To strengthen communication between engineers and the medical field, the Department of Biomedical Engineering in 2008 initiated the annual College of Engineering/College of Medicine Translational Research Symposium.

“We’re trying to get clinicians to talk about their problems — not just successes, but failures too,” says Hart. “We have engineers there to present some methods and techniques in hopes of sparking additional collaborations.”

Symposium topics have addressed cardiac issues, cancer, and cell-based therapies and regenerative medicine.

“Engineers are good at problem-solving, but they need to know what the problem is. Clinicians know what the problem is but may not be equipped to solve it,” Hart says, explaining the significance of collaboration between the two disciplines.

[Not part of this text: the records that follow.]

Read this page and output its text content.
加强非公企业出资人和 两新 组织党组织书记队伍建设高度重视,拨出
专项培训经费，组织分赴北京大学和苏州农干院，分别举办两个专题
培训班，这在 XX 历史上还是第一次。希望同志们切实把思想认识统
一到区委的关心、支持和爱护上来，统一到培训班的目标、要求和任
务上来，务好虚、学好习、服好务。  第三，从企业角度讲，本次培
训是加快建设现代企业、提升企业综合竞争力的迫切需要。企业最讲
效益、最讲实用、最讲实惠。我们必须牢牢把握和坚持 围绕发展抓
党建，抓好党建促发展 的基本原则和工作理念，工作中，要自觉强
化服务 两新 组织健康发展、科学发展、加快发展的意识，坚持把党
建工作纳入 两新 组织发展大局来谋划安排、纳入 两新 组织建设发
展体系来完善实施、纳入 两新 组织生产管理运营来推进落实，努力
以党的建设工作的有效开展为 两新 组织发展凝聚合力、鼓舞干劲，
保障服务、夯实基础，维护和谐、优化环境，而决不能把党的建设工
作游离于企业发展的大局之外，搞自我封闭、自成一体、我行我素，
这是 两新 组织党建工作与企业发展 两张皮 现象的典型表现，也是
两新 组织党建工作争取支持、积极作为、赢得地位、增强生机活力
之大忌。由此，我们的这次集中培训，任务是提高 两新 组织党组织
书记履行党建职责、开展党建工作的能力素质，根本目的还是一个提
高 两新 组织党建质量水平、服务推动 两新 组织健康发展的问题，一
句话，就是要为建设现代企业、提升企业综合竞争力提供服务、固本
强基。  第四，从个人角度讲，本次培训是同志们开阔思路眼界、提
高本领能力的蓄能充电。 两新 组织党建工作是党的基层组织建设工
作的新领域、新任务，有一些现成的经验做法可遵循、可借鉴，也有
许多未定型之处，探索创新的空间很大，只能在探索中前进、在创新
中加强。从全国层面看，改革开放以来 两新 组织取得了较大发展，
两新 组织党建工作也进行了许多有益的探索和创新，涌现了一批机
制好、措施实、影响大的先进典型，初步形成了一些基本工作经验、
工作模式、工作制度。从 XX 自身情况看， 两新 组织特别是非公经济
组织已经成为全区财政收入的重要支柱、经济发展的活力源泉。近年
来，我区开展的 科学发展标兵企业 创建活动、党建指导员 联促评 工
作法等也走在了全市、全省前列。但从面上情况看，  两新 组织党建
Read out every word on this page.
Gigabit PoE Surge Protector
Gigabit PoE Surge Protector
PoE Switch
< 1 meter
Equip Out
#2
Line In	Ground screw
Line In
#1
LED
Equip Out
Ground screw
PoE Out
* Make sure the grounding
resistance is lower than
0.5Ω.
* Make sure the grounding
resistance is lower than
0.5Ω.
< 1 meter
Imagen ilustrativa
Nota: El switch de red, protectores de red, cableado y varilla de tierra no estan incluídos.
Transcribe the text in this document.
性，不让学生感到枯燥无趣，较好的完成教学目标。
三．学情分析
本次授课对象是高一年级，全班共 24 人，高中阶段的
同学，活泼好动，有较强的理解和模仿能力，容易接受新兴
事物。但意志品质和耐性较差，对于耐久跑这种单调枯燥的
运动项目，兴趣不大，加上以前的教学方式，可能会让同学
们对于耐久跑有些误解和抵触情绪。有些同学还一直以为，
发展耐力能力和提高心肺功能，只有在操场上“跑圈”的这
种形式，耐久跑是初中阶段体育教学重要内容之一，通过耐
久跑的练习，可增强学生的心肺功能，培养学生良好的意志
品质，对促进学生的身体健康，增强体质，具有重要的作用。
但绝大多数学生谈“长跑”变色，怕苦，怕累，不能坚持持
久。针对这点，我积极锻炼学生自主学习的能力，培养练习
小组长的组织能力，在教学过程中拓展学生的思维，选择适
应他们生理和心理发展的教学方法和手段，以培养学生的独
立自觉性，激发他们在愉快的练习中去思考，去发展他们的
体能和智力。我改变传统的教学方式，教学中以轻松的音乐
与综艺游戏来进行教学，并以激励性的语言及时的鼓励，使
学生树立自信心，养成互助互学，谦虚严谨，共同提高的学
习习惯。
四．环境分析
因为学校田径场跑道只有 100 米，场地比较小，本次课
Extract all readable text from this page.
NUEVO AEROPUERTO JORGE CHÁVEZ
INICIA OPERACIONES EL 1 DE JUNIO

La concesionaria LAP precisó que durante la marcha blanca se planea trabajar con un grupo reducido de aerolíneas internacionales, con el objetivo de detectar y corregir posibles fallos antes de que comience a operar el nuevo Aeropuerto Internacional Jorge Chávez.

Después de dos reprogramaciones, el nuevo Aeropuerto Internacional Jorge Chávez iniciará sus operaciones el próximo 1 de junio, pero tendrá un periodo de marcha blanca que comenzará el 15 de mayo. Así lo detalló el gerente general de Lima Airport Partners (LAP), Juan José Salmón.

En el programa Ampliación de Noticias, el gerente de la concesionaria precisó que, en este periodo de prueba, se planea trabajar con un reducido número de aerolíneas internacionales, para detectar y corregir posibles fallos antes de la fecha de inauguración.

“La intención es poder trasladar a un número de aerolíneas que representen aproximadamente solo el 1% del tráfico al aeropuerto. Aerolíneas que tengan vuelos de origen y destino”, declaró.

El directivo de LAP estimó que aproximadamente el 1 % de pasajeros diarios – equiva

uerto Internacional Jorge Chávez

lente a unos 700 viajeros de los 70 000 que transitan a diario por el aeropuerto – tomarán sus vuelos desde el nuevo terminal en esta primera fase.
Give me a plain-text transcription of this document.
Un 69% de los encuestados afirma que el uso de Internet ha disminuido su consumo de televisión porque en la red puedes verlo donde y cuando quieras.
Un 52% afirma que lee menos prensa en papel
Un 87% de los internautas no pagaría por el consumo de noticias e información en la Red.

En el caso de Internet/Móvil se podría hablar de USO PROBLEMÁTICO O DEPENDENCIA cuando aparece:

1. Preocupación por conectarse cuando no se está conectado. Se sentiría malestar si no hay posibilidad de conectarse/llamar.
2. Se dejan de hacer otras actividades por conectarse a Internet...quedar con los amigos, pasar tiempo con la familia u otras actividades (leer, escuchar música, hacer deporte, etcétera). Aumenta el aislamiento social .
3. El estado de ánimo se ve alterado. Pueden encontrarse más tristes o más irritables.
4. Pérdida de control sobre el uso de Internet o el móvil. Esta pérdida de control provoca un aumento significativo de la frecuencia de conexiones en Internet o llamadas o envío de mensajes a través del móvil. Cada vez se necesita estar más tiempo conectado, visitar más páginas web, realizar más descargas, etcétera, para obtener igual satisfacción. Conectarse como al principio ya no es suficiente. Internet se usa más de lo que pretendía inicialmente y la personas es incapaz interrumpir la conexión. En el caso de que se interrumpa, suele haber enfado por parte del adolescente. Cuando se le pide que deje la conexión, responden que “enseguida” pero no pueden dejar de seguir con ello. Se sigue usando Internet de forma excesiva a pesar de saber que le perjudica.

The territory is wide open for fundamental research in the health care field, says Cooper.

“There will be new drugs, and new companies will be started,” Cooper says. “Treatment will be more effective, but the big challenge is the economics of it all.”

For instance, in the realm of personalized medicine, if drugs become more specific for each individual, that raises the question of how a drug company can still make money, Cooper says.

“If they can sell only $10 million of a drug for a very small population and not sell billions of dollars of Lipitor, for example, there is a challenge to all of that,” he says.

Other developments may look like they come straight from the imaginations of science-fiction writers, says Moses.

“It wouldn’t surprise me if in a few years people have something embedded in their cell phones that takes medical information,” he says. “We’ll see more and more things like smart pills that deliver medicine and that constantly monitor the levels of medicine in the body.”

Tissue engineering also will be a big field of research, says Hart. Doctors already can grow large amounts of skin for burn patients. Cartilage and then bone will likely follow, says Hart.

“A lot of the early work was developing mechanical replacements, like a metal knee or hip, for parts of the body that didn’t work,” Hart says. “Now, the emphasis is on growing these kinds of things and implanting more natural tissue.”

These are the types of projects in the medical and health care fields that engineers love to tackle. Not only does the work solve problems, it can also help reduce costs.

“Engineers are always interested in having efficient, high-quality systems to address whatever the problem is, and they can help bend that curve to make things more affordable,” Hart says. “So, if you can improve quality at the same time you lower costs and make it more available to more people, those are the things engineers are good at.”

T.C. Brown is a freelance multimedia producer, writer and editor in Columbus.